Buzzfeed specifically stated that the panel about harassment was important because “targets of harassment, who include our journalists, do important work in spite of these threats.” They cited their threat to withdraw as a statement in defense of journalists. Vox made a similar statement saying “our journalists often face online harassment and find themselves on the receiving end of threats.”

On Oct. 27 2015, SXSW made another statement saying that “we hear and understand your frustrations and concerns about the recent cancelation of two SXSW Gaming panels.” On Oct. 30 (four days after the original cancelation) SXSW announced that “we made a mistake” going on to say that by canceling the panels they sent an “sent an unintended message that SXSW not only tolerates online harassment but condones it.” They’ve now decided to add a full day summit to address the issue of online harassment.

This Online Harassment Summit plans to shine a “light on one of society’s darker truths—online hate.” The sessions have titles like “Combating Online Hate with Compassion” and “To Catch a Troll.” and both of the original panels have been reinstated as well.

Basically a whole lot of things happened that got magnified by the bullhorn of internet activism and the endlessly renewable resource of perpetual outrage.

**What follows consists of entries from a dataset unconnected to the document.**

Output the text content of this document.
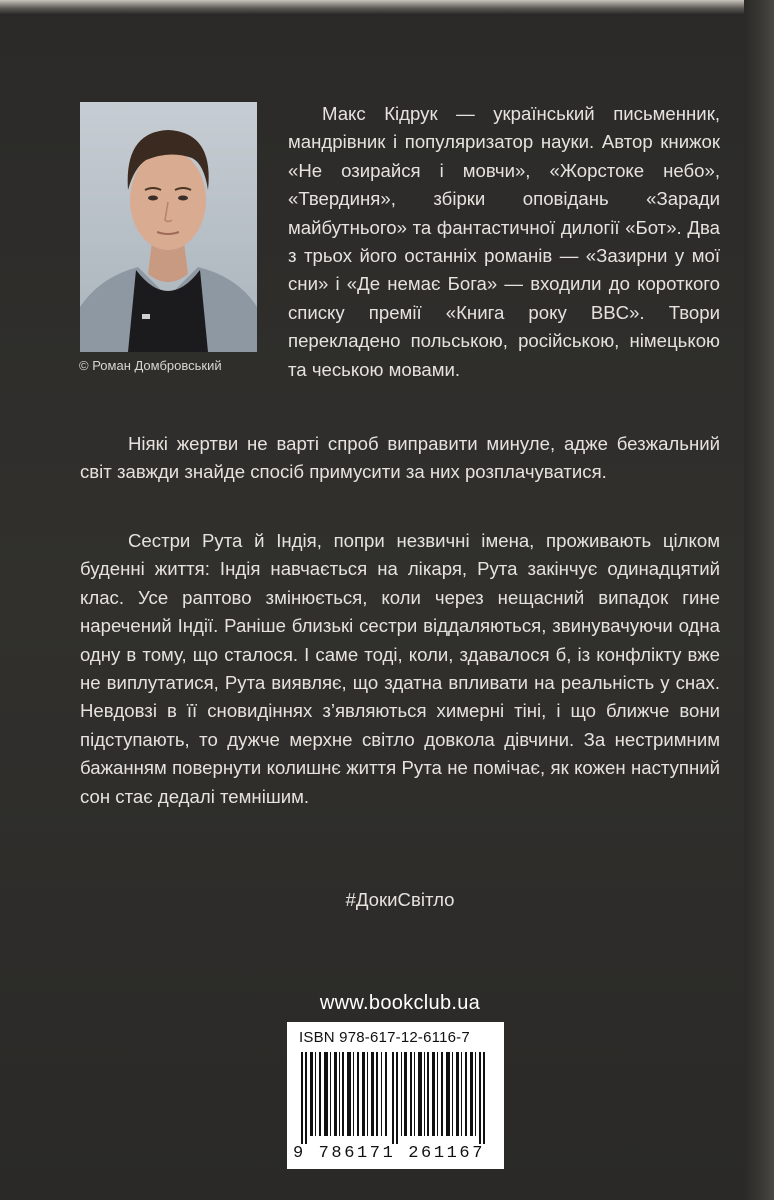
© Роман Домбровський

Макс Кідрук — український письменник, мандрівник і популяризатор науки. Автор книжок «Не озирайся і мовчи», «Жорстоке небо», «Твердиня», збірки оповідань «Заради майбутнього» та фантастичної дилогії «Бот». Два з трьох його останніх романів — «Зазирни у мої сни» і «Де немає Бога» — входили до короткого списку премії «Книга року BBC». Твори перекладено польською, російською, німецькою та чеською мовами.

Ніякі жертви не варті спроб виправити минуле, адже безжальний світ завжди знайде спосіб примусити за них розплачуватися.

Сестри Рута й Індія, попри незвичні імена, проживають цілком буденні життя: Індія навчається на лікаря, Рута закінчує одинадцятий клас. Усе раптово змінюється, коли через нещасний випадок гине наречений Індії. Раніше близькі сестри віддаляються, звинувачуючи одна одну в тому, що сталося. І саме тоді, коли, здавалося б, із конфлікту вже не виплутатися, Рута виявляє, що здатна впливати на реальність у снах. Невдовзі в її сновидіннях з’являються химерні тіні, і що ближче вони підступають, то дужче мерхне світло довкола дівчини. За нестримним бажанням повернути колишнє життя Рута не помічає, як кожен наступний сон стає дедалі темнішим.

#ДокиСвітло
www.bookclub.ua
ISBN 978-617-12-6116-7
9 786171 261167
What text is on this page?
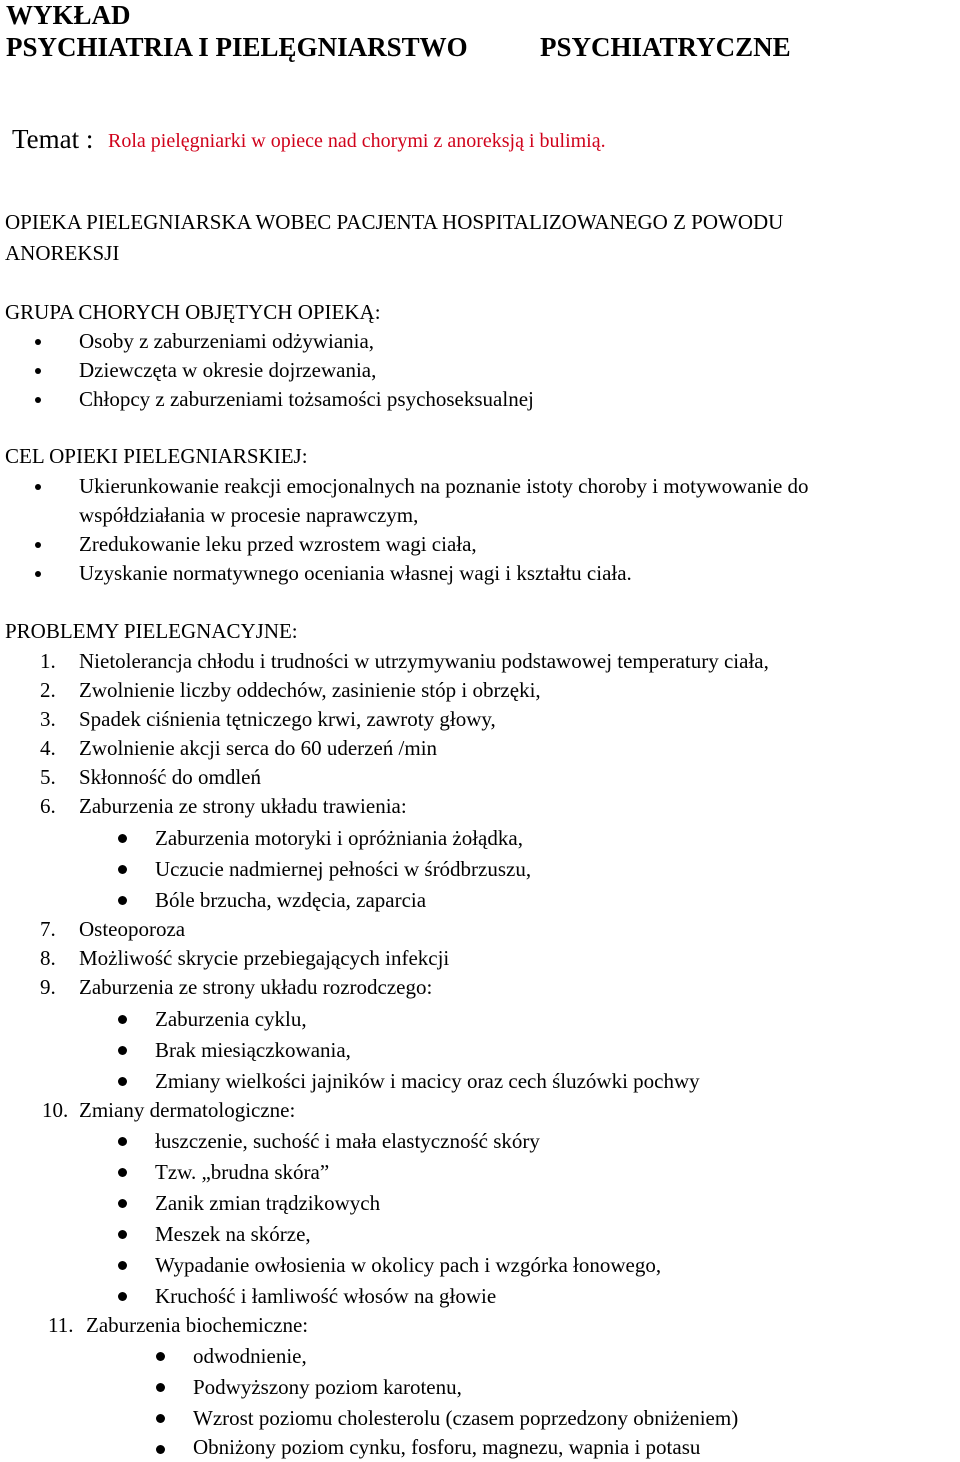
WYKŁAD
PSYCHIATRIA I PIELĘGNIARSTWO	PSYCHIATRYCZNE
Temat : Rola pielęgniarki w opiece nad chorymi z anoreksją i bulimią.
OPIEKA PIELEGNIARSKA WOBEC PACJENTA HOSPITALIZOWANEGO Z POWODU
ANOREKSJI
GRUPA CHORYCH OBJĘTYCH OPIEKĄ:
Osoby z zaburzeniami odżywiania,
Dziewczęta w okresie dojrzewania,
Chłopcy z zaburzeniami tożsamości psychoseksualnej
CEL OPIEKI PIELEGNIARSKIEJ:
Ukierunkowanie reakcji emocjonalnych na poznanie istoty choroby i motywowanie do
współdziałania w procesie naprawczym,
Zredukowanie leku przed wzrostem wagi ciała,
Uzyskanie normatywnego oceniania własnej wagi i kształtu ciała.
PROBLEMY PIELEGNACYJNE:
1. Nietolerancja chłodu i trudności w utrzymywaniu podstawowej temperatury ciała,
2. Zwolnienie liczby oddechów, zasinienie stóp i obrzęki,
3. Spadek ciśnienia tętniczego krwi, zawroty głowy,
4. Zwolnienie akcji serca do 60 uderzeń /min
5. Skłonność do omdleń
6. Zaburzenia ze strony układu trawienia:
Zaburzenia motoryki i opróżniania żołądka,
Uczucie nadmiernej pełności w śródbrzuszu,
Bóle brzucha, wzdęcia, zaparcia
7. Osteoporoza
8. Możliwość skrycie przebiegających infekcji
9. Zaburzenia ze strony układu rozrodczego:
Zaburzenia cyklu,
Brak miesiączkowania,
Zmiany wielkości jajników i macicy oraz cech śluzówki pochwy
10. Zmiany dermatologiczne:
łuszczenie, suchość i mała elastyczność skóry
Tzw. „brudna skóra”
Zanik zmian trądzikowych
Meszek na skórze,
Wypadanie owłosienia w okolicy pach i wzgórka łonowego,
Kruchość i łamliwość włosów na głowie
11. Zaburzenia biochemiczne:
odwodnienie,
Podwyższony poziom karotenu,
Wzrost poziomu cholesterolu (czasem poprzedzony obniżeniem)
Obniżony poziom cynku, fosforu, magnezu, wapnia i potasu
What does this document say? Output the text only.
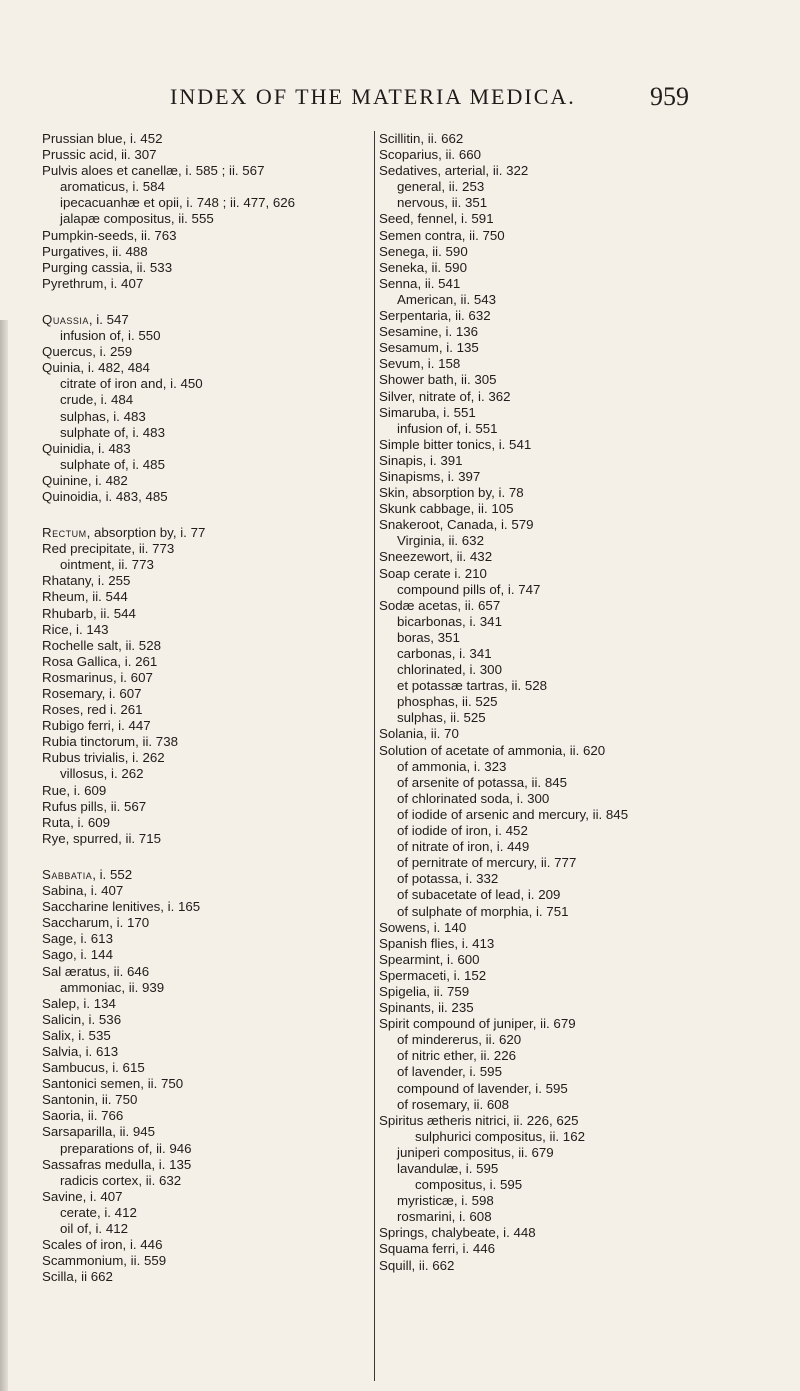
INDEX OF THE MATERIA MEDICA.	959
Prussian blue, i. 452
Prussic acid, ii. 307
Pulvis aloes et canellæ, i. 585 ; ii. 567
aromaticus, i. 584
ipecacuanhæ et opii, i. 748 ; ii. 477, 626
jalapæ compositus, ii. 555
Pumpkin-seeds, ii. 763
Purgatives, ii. 488
Purging cassia, ii. 533
Pyrethrum, i. 407
Quassia, i. 547
infusion of, i. 550
Quercus, i. 259
Quinia, i. 482, 484
citrate of iron and, i. 450
crude, i. 484
sulphas, i. 483
sulphate of, i. 483
Quinidia, i. 483
sulphate of, i. 485
Quinine, i. 482
Quinoidia, i. 483, 485
Rectum, absorption by, i. 77
Red precipitate, ii. 773
ointment, ii. 773
Rhatany, i. 255
Rheum, ii. 544
Rhubarb, ii. 544
Rice, i. 143
Rochelle salt, ii. 528
Rosa Gallica, i. 261
Rosmarinus, i. 607
Rosemary, i. 607
Roses, red i. 261
Rubigo ferri, i. 447
Rubia tinctorum, ii. 738
Rubus trivialis, i. 262
villosus, i. 262
Rue, i. 609
Rufus pills, ii. 567
Ruta, i. 609
Rye, spurred, ii. 715
Sabbatia, i. 552
Sabina, i. 407
Saccharine lenitives, i. 165
Saccharum, i. 170
Sage, i. 613
Sago, i. 144
Sal æratus, ii. 646
ammoniac, ii. 939
Salep, i. 134
Salicin, i. 536
Salix, i. 535
Salvia, i. 613
Sambucus, i. 615
Santonici semen, ii. 750
Santonin, ii. 750
Saoria, ii. 766
Sarsaparilla, ii. 945
preparations of, ii. 946
Sassafras medulla, i. 135
radicis cortex, ii. 632
Savine, i. 407
cerate, i. 412
oil of, i. 412
Scales of iron, i. 446
Scammonium, ii. 559
Scilla, ii 662
Scillitin, ii. 662
Scoparius, ii. 660
Sedatives, arterial, ii. 322
general, ii. 253
nervous, ii. 351
Seed, fennel, i. 591
Semen contra, ii. 750
Senega, ii. 590
Seneka, ii. 590
Senna, ii. 541
American, ii. 543
Serpentaria, ii. 632
Sesamine, i. 136
Sesamum, i. 135
Sevum, i. 158
Shower bath, ii. 305
Silver, nitrate of, i. 362
Simaruba, i. 551
infusion of, i. 551
Simple bitter tonics, i. 541
Sinapis, i. 391
Sinapisms, i. 397
Skin, absorption by, i. 78
Skunk cabbage, ii. 105
Snakeroot, Canada, i. 579
Virginia, ii. 632
Sneezewort, ii. 432
Soap cerate i. 210
compound pills of, i. 747
Sodæ acetas, ii. 657
bicarbonas, i. 341
boras, 351
carbonas, i. 341
chlorinated, i. 300
et potassæ tartras, ii. 528
phosphas, ii. 525
sulphas, ii. 525
Solania, ii. 70
Solution of acetate of ammonia, ii. 620
of ammonia, i. 323
of arsenite of potassa, ii. 845
of chlorinated soda, i. 300
of iodide of arsenic and mercury, ii. 845
of iodide of iron, i. 452
of nitrate of iron, i. 449
of pernitrate of mercury, ii. 777
of potassa, i. 332
of subacetate of lead, i. 209
of sulphate of morphia, i. 751
Sowens, i. 140
Spanish flies, i. 413
Spearmint, i. 600
Spermaceti, i. 152
Spigelia, ii. 759
Spinants, ii. 235
Spirit compound of juniper, ii. 679
of mindererus, ii. 620
of nitric ether, ii. 226
of lavender, i. 595
compound of lavender, i. 595
of rosemary, ii. 608
Spiritus ætheris nitrici, ii. 226, 625
sulphurici compositus, ii. 162
juniperi compositus, ii. 679
lavandulæ, i. 595
compositus, i. 595
myristicæ, i. 598
rosmarini, i. 608
Springs, chalybeate, i. 448
Squama ferri, i. 446
Squill, ii. 662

SXSW did a thing, got threats, stopped the thing, realized the trolls couldn’t win, and then reinstated the thing. In fact, the final result is that there is an even larger discussion that what would have occurred without all the drama. In the end, freedom of speech triumphed because SXSW wouldn’t back down. We’ll have to wait until the actual summit to see what it’s like, but at the very least it should make for a very interesting set of events and panels.